Got the glass of tea in my left hand and my right hand is on the box lid. As I pull down the door there is no mail in sight but then I notice the corner of an envelope shoved way in the back. I lean my head down to get a better look and my eyes begin to focus on whats inside. On top of the envelope there is what appear to be two little bitty eyes staring back at me from the back of my mail box.
Before I even realize what is about to happen a Poison South American Dart Frog jumps from the dark shadows and is now stuck to my face like an Octopus. The feet on this thing are huge and the suction cups on the bottom are like Krazy Glue. I punch at it three times before I realize I'm just hitting myself in the face and now I'm staggering around my front yard punch drunk with a swollen left eye and busted bottom lip.
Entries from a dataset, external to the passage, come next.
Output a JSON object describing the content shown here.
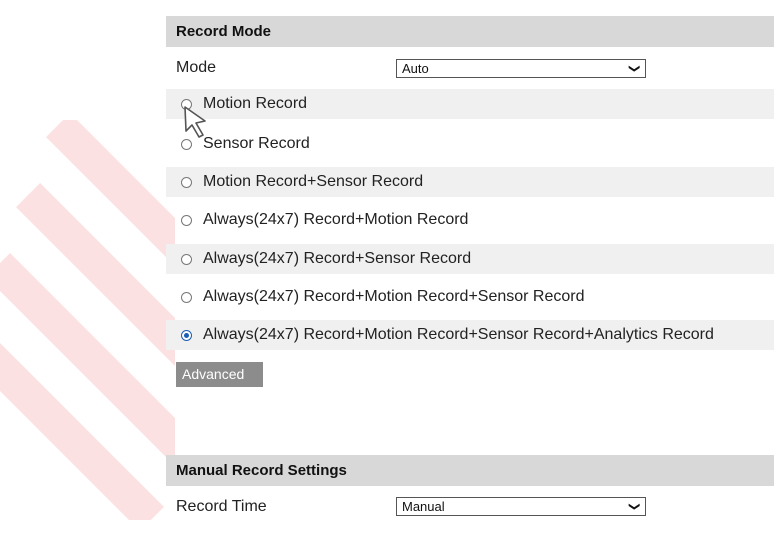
{
  "record_mode": {
    "title": "Record Mode",
    "mode_label": "Mode",
    "mode_value": "Auto",
    "options": [
      {
        "label": "Motion Record",
        "checked": false
      },
      {
        "label": "Sensor Record",
        "checked": false
      },
      {
        "label": "Motion Record+Sensor Record",
        "checked": false
      },
      {
        "label": "Always(24x7) Record+Motion Record",
        "checked": false
      },
      {
        "label": "Always(24x7) Record+Sensor Record",
        "checked": false
      },
      {
        "label": "Always(24x7) Record+Motion Record+Sensor Record",
        "checked": false
      },
      {
        "label": "Always(24x7) Record+Motion Record+Sensor Record+Analytics Record",
        "checked": true
      }
    ],
    "advanced_label": "Advanced"
  },
  "manual": {
    "title": "Manual Record Settings",
    "time_label": "Record Time",
    "time_value": "Manual"
  },
  "colors": {
    "header_bg": "#d8d8d8",
    "row_shade": "#f0f0f0",
    "button_bg": "#8c8c8c",
    "radio_accent": "#1a5fb4",
    "watermark": "#e64646"
  },
  "icons": {
    "select_arrow": "chevron-down-icon",
    "pointer": "hand-pointer-icon"
  }
}
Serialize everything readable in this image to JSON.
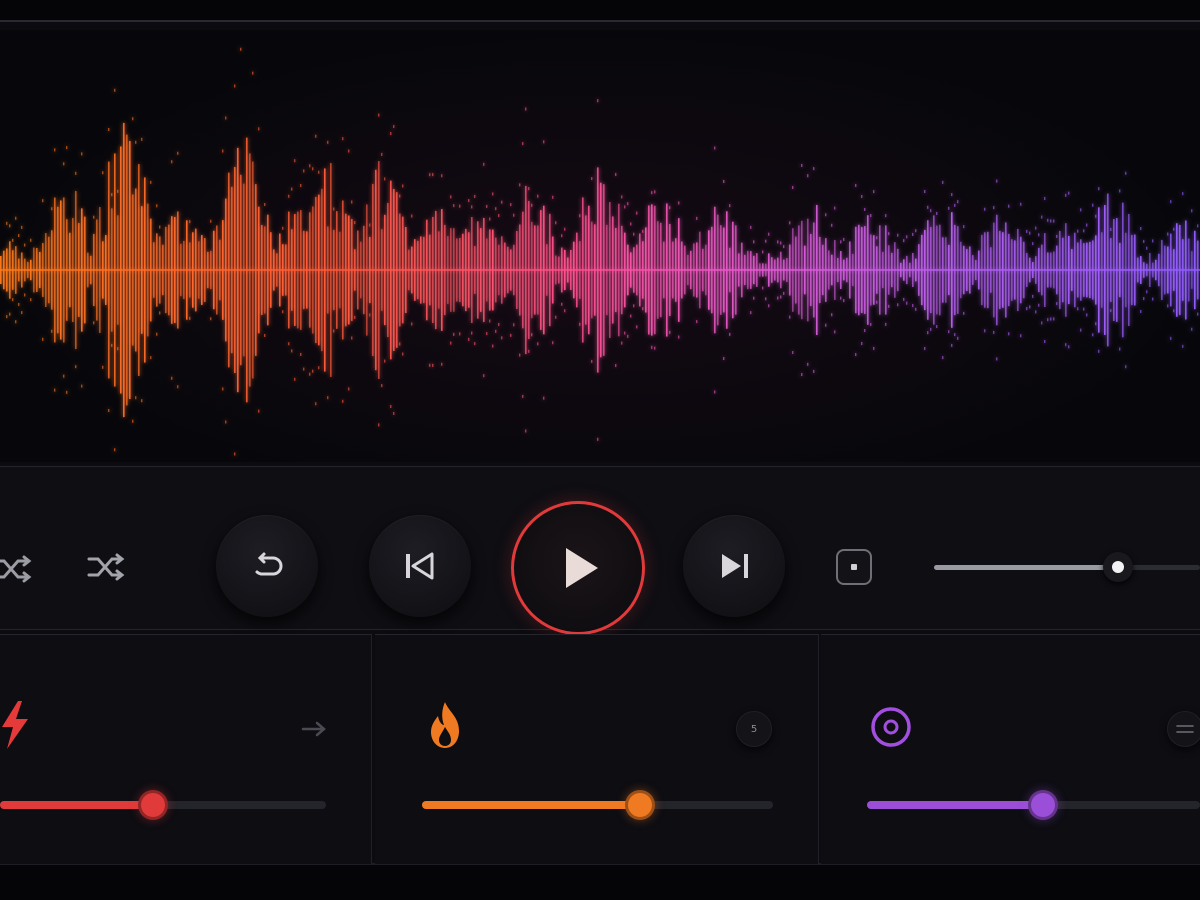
{
  "colors": {
    "accent_red": "#e03a3a",
    "accent_orange": "#f07a22",
    "accent_purple": "#9b4fd8",
    "wave_start": "#ff7a1a",
    "wave_mid": "#ff4fa0",
    "wave_end": "#9a5cff"
  },
  "transport": {
    "buttons": [
      {
        "name": "shuffle-icon-partial"
      },
      {
        "name": "shuffle-icon"
      },
      {
        "name": "repeat-icon"
      },
      {
        "name": "skip-previous-icon"
      },
      {
        "name": "play-icon"
      },
      {
        "name": "skip-next-icon"
      },
      {
        "name": "stop-square-icon"
      }
    ],
    "seek_progress": 0.69
  },
  "cards": [
    {
      "icon": "lightning-icon",
      "action_icon": "arrow-right-icon",
      "action_label": "",
      "level": 0.47,
      "color": "#e03a3a"
    },
    {
      "icon": "flame-icon",
      "action_icon": "badge-icon",
      "action_label": "5",
      "level": 0.62,
      "color": "#f07a22"
    },
    {
      "icon": "target-icon",
      "action_icon": "compare-icon",
      "action_label": "",
      "level": 0.53,
      "color": "#9b4fd8"
    }
  ]
}
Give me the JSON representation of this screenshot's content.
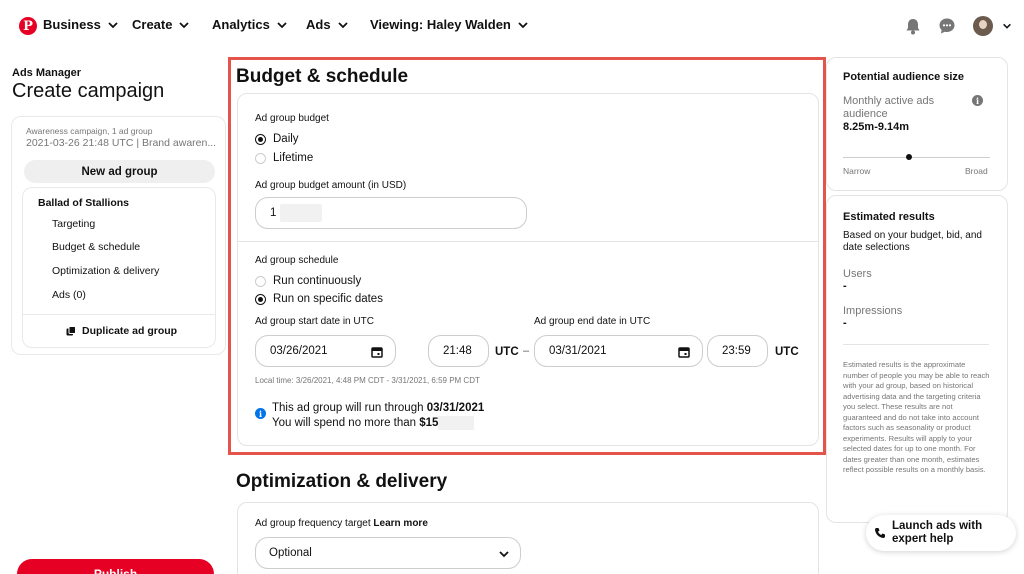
{
  "nav": {
    "logo": "P",
    "business": "Business",
    "create": "Create",
    "analytics": "Analytics",
    "ads": "Ads",
    "viewing": "Viewing: Haley Walden"
  },
  "left": {
    "ads_manager": "Ads Manager",
    "create_campaign": "Create campaign",
    "campaign_line1": "Awareness campaign, 1 ad group",
    "campaign_line2": "2021-03-26 21:48 UTC | Brand awaren...",
    "new_ad_group": "New ad group",
    "ad_group_name": "Ballad of Stallions",
    "items": [
      "Targeting",
      "Budget & schedule",
      "Optimization & delivery",
      "Ads (0)"
    ],
    "duplicate": "Duplicate ad group",
    "publish": "Publish"
  },
  "budget": {
    "title": "Budget & schedule",
    "budget_label": "Ad group budget",
    "daily": "Daily",
    "lifetime": "Lifetime",
    "selected": "Daily",
    "amount_label": "Ad group budget amount (in USD)",
    "amount_value": "1",
    "schedule_label": "Ad group schedule",
    "run_continuously": "Run continuously",
    "run_specific": "Run on specific dates",
    "schedule_selected": "Run on specific dates",
    "start_label": "Ad group start date in UTC",
    "end_label": "Ad group end date in UTC",
    "start_date": "03/26/2021",
    "start_time": "21:48",
    "end_date": "03/31/2021",
    "end_time": "23:59",
    "utc": "UTC",
    "dash": "–",
    "local_time": "Local time: 3/26/2021, 4:48 PM CDT - 3/31/2021, 6:59 PM CDT",
    "info_prefix": "This ad group will run through ",
    "info_date": "03/31/2021",
    "info_spend_prefix": "You will spend no more than ",
    "info_spend_value": "$15"
  },
  "optimization": {
    "title": "Optimization & delivery",
    "freq_label": "Ad group frequency target ",
    "learn_more": "Learn more",
    "select_value": "Optional"
  },
  "audience": {
    "title": "Potential audience size",
    "monthly_label": "Monthly active ads audience",
    "monthly_value": "8.25m-9.14m",
    "narrow": "Narrow",
    "broad": "Broad",
    "range_level": 0.45
  },
  "estimated": {
    "title": "Estimated results",
    "subtitle": "Based on your budget, bid, and date selections",
    "users_label": "Users",
    "users_value": "-",
    "impressions_label": "Impressions",
    "impressions_value": "-",
    "disclaimer": "Estimated results is the approximate number of people you may be able to reach with your ad group, based on historical advertising data and the targeting criteria you select. These results are not guaranteed and do not take into account factors such as seasonality or product experiments. Results will apply to your selected dates for up to one month. For dates greater than one month, estimates reflect possible results on a monthly basis."
  },
  "launch": {
    "line1": "Launch ads with",
    "line2": "expert help"
  },
  "colors": {
    "brand": "#e60023",
    "highlight": "#e4544a",
    "info": "#0074e8"
  },
  "icons": [
    "pinterest-logo-icon",
    "bell-icon",
    "chat-icon",
    "avatar",
    "calendar-icon",
    "info-icon",
    "duplicate-icon",
    "phone-icon",
    "chevron-down-icon"
  ]
}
To my credit I do pack a pretty good right hook but the frog is still there. Finally I grab the body of the frog and try to pry it loose. I got it pulled about four inches away from my face when I lose my grip and it just snaps back in place like a jumbo rubber band knocking me half unconscious.
As I lie on my back with my life flashing before my eyes I accept my fate. I've lived a good life and have no regrets. The frog has managed to turn me loose and is now gone but I'm sure by now the poison is coursing through my blood stream. It's only a matter of time now. However before I die I'd like to know what junk mail has cost me my life.
The envelope is on the ground beside me so I pick it up. My eyes can barely focus due to the effect of the frog poison. Turns out it's just a sale coupon for adult diapers. They sure would come in handy right about now... I'm just sayin'.